One egg gives you 6 grams of protein, and it contains vitamin A, vitamin E, vitamin B12, vitamin B9 (folate), and lutein.
“For those on a budget, it’s a good, inexpensive source of a variety of nutrients and high-quality protein,” says Campbell.
Each of these vitamins plays an important role in several areas:
- Vitamin A supports eye health, vision, metabolism and cell development.
- Vitamin B12 plays an important role in keeping your nerve cells and blood cells healthy.
- Vitamin E acts as an antioxidant to protect cells from oxidative damage.
- Folic acid (or vitamin B9) helps your body make new red blood cells and helps your baby grow and develop during pregnancy.
- Lutein is a type of organic pigment known as a carotenoid. Lutein, also found in salmon, carrots and sweet potatoes, creates a darker, richer yolk and has been shown to reduce age-related macular degeneration.
Egg white and yolk have different properties. The egg white contains about 60% of the total protein in the egg, while the yolk contains more saturated fat and cholesterol.
Studies of fatty acids in egg yolks have shown that yolks have anti-inflammatory and antioxidant properties, help improve memory and provide protection for the cardiovascular system. Other studies suggest that eggs eaten whole may have a positive effect on muscle mass, although more research is needed.
Can you eat eggs every day?
Because of the many benefits of this egg, you can eat one whole egg, including the yolk, every day if you no need you also have cardiovascular diseases do have healthy blood cholesterol levels. Or you can mix two egg whites with each egg yolk for more protein.
If you have heart disease or high cholesterol, you should limit your egg intake to three to four whole eggs per week—a rule that’s also good for those who want to eat more than one egg at a time.
The reason you don’t want to eat more than one egg yolk each day is because the yolk contains saturated fat and can raise the LDL cholesterol (bad cholesterol) in your blood. Although the food you eat is not the only factor in the development of high cholesterol, it is still important to keep it in mind when deciding what to put on your plate.
“Adding additional animal fats such as butter, bacon fat and lard should also be avoided when cooking eggs, as these also contain saturated fat,” advises Campbell. “Use olive oil or some vegetable oil instead, and egg whites can be boosted without adding a lot of animal fat by sautéing them with vegetables, salsa, or various herbs.”
Because of the high cholesterol content in egg yolk, you may want to cut back on it if you have any of the following conditions:
You should also consider purchasing pasture-raised or organic eggs, as the yolks of these eggs tend to be lower in cholesterol and higher in lutein. In one study, researchers found that consuming one egg a day significantly increased lutein levels without raising cholesterol levels.

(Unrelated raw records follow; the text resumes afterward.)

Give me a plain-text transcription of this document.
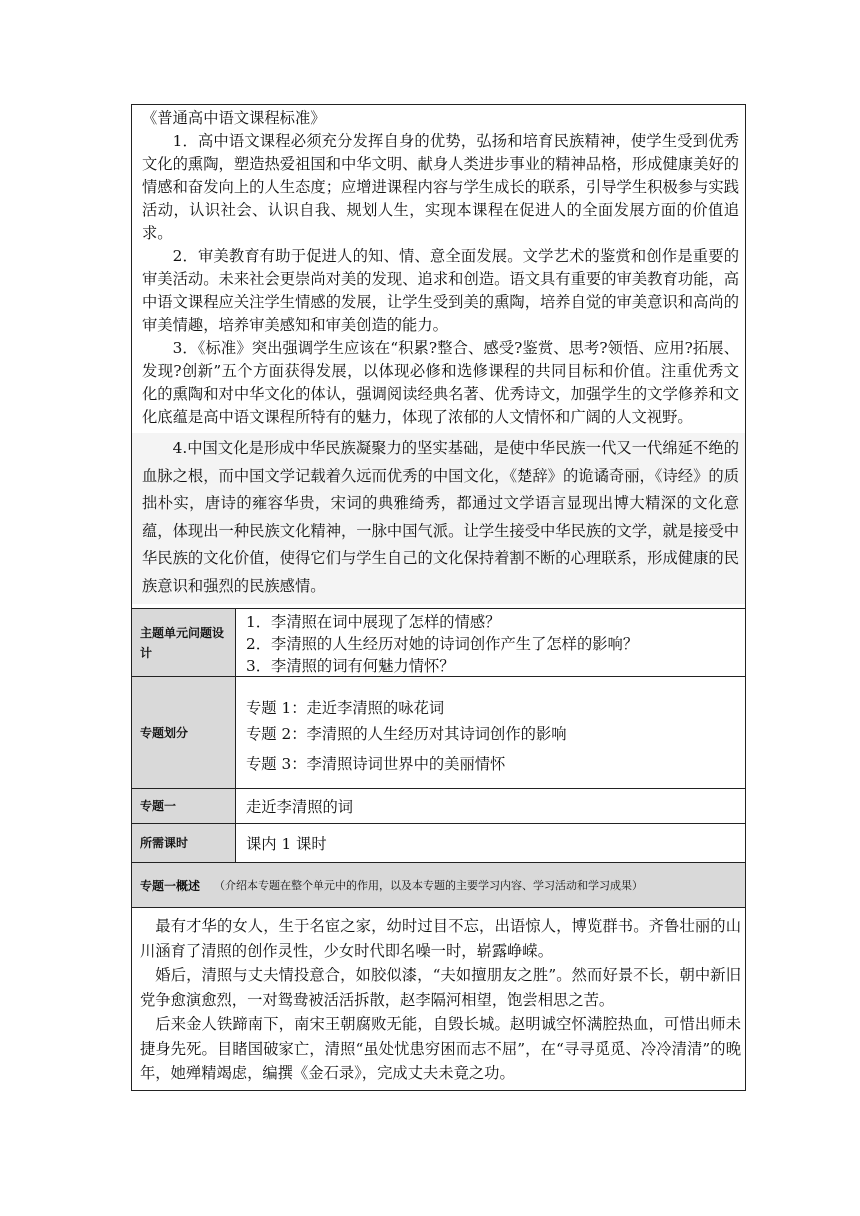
《普通高中语文课程标准》

1．高中语文课程必须充分发挥自身的优势，弘扬和培育民族精神，使学生受到优秀文化的熏陶，塑造热爱祖国和中华文明、献身人类进步事业的精神品格，形成健康美好的情感和奋发向上的人生态度；应增进课程内容与学生成长的联系，引导学生积极参与实践活动，认识社会、认识自我、规划人生，实现本课程在促进人的全面发展方面的价值追求。

2．审美教育有助于促进人的知、情、意全面发展。文学艺术的鉴赏和创作是重要的审美活动。未来社会更崇尚对美的发现、追求和创造。语文具有重要的审美教育功能，高中语文课程应关注学生情感的发展，让学生受到美的熏陶，培养自觉的审美意识和高尚的审美情趣，培养审美感知和审美创造的能力。

3．《标准》突出强调学生应该在“积累?整合、感受?鉴赏、思考?领悟、应用?拓展、发现?创新”五个方面获得发展，以体现必修和选修课程的共同目标和价值。注重优秀文化的熏陶和对中华文化的体认，强调阅读经典名著、优秀诗文，加强学生的文学修养和文化底蕴是高中语文课程所特有的魅力，体现了浓郁的人文情怀和广阔的人文视野。

4.中国文化是形成中华民族凝聚力的坚实基础，是使中华民族一代又一代绵延不绝的血脉之根，而中国文学记载着久远而优秀的中国文化，《楚辞》的诡谲奇丽，《诗经》的质拙朴实，唐诗的雍容华贵，宋词的典雅绮秀，都通过文学语言显现出博大精深的文化意蕴，体现出一种民族文化精神，一脉中国气派。让学生接受中华民族的文学，就是接受中华民族的文化价值，使得它们与学生自己的文化保持着割不断的心理联系，形成健康的民族意识和强烈的民族感情。

主题单元问题设计
1．李清照在词中展现了怎样的情感？
2．李清照的人生经历对她的诗词创作产生了怎样的影响？
3．李清照的词有何魅力情怀？
专题划分
专题 1：走近李清照的咏花词
专题 2：李清照的人生经历对其诗词创作的影响
专题 3：李清照诗词世界中的美丽情怀
专题一	走近李清照的词
所需课时	课内 1 课时
专题一概述 （介绍本专题在整个单元中的作用，以及本专题的主要学习内容、学习活动和学习成果）

最有才华的女人，生于名宦之家，幼时过目不忘，出语惊人，博览群书。齐鲁壮丽的山川涵育了清照的创作灵性，少女时代即名噪一时，崭露峥嵘。

婚后，清照与丈夫情投意合，如胶似漆，“夫如擅朋友之胜”。然而好景不长，朝中新旧党争愈演愈烈，一对鸳鸯被活活拆散，赵李隔河相望，饱尝相思之苦。

后来金人铁蹄南下，南宋王朝腐败无能，自毁长城。赵明诚空怀满腔热血，可惜出师未捷身先死。目睹国破家亡，清照“虽处忧患穷困而志不屈”，在“寻寻觅觅、冷冷清清”的晚年，她殚精竭虑，编撰《金石录》，完成丈夫未竟之功。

Campbell notes that some people over 65 may be concerned about eating an egg every day because of the risk of high cholesterol. But research has shown that cholesterol levels in people age 65 and older are less affected by diet than those in their 30s and younger, so they can eat up to two whole eggs a day if they have normal cholesterol levels.
“For older people, it may even be a better source of protein,” Campbell says.